C. Amount in Controversy i. Unpaid Overtime Claim

In the removal notice, Defendants submit an estimate of $265,844.18 for this claim based on the following calculation: $21.10 hourly rate x 1.5 overtime premium x 16,799 workweeks x 0.5 hours. (ECF No. 1 at 8.) Plaintiff argues Defendants' estimate is based on the unreasonable assumption of thirty minutes of unpaid overtime per workweek for off-the-clock COVID-19 temperature screenings. (ECF No. 6 at 10-11.) Plaintiff further argues that Defendants calculate unpaid overtime for the COVID-19 screenings during the entire class period rather than starting on March 2020 when the pandemic began. (Id. at 11.) In response, Defendants argue their assumption is reasonable because of Plaintiff's vague allegations of unpaid wages and COVID-19 screenings. (ECF No. 10 at 14-15.) Defendants assert their calculation is specifically based on workweeks between March 2020 and the present. (Id. at 14.)
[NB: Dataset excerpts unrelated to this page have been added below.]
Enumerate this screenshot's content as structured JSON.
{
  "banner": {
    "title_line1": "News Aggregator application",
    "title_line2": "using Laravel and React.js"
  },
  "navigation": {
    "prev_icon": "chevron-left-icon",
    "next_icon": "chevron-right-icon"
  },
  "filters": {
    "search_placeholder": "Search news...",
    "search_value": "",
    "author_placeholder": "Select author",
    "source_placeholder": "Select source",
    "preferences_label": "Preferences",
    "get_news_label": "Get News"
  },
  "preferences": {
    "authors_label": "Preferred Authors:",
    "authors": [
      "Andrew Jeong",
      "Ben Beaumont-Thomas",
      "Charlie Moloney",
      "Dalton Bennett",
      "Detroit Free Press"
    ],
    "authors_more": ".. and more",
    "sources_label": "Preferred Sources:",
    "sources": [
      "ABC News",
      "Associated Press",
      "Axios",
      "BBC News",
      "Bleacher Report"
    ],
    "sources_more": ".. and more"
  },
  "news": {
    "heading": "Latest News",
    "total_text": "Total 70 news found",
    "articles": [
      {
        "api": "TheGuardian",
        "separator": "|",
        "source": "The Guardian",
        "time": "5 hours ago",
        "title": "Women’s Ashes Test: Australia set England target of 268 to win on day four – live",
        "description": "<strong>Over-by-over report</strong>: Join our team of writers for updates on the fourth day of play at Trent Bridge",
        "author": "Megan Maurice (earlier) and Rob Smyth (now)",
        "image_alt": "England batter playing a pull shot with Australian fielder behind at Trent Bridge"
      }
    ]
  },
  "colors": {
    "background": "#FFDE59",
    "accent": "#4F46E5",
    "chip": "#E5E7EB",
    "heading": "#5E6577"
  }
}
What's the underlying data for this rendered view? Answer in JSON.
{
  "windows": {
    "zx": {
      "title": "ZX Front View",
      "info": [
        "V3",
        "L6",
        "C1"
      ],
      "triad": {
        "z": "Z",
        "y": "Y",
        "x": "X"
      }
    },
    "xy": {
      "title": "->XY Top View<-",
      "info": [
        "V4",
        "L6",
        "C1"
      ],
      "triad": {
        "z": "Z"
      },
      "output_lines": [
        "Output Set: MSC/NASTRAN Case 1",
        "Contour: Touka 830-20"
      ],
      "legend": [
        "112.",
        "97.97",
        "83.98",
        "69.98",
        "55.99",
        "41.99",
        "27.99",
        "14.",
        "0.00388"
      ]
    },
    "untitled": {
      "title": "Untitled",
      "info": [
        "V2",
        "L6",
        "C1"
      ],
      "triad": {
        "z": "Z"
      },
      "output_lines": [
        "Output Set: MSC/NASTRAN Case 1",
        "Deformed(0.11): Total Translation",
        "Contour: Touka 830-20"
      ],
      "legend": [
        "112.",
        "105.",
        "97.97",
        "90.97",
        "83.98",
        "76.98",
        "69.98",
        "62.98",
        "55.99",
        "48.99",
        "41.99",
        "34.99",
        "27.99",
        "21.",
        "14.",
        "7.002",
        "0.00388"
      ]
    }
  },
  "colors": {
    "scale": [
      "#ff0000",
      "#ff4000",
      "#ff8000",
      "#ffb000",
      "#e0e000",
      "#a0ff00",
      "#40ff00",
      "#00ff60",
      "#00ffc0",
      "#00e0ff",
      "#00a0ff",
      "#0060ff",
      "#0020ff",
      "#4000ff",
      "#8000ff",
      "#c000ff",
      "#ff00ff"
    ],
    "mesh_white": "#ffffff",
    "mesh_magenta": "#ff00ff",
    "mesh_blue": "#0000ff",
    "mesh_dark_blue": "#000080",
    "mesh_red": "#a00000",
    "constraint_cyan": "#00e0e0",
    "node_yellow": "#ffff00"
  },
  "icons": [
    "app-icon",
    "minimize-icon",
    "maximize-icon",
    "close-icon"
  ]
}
A defendant is not required to “review extensive employee records . . . to ascertain the exact violation rate for the purposes of removal.” Heatley v. Lin Rogers Elec. Contractors, Inc., No. SACV 22-000042-CJC(KESx), 2022 WL 715156, at *3 (C.D. Cal. Mar. 10, 2022) (citing Ritenour, 228 F.Supp.3d at 1031); see also Sanchez, 2021 WL 2679057, at *4. Whether the plaintiff's complaint places limits on the claims alleged is relevant to the reasonableness of the defendant's assumed violation rate. See Heatley, 2022 WL 715156, at *3 (“District courts have routinely found such [violation rate] calculations reasonable when a plaintiff has placed no limits on such claims in their complaint ....”).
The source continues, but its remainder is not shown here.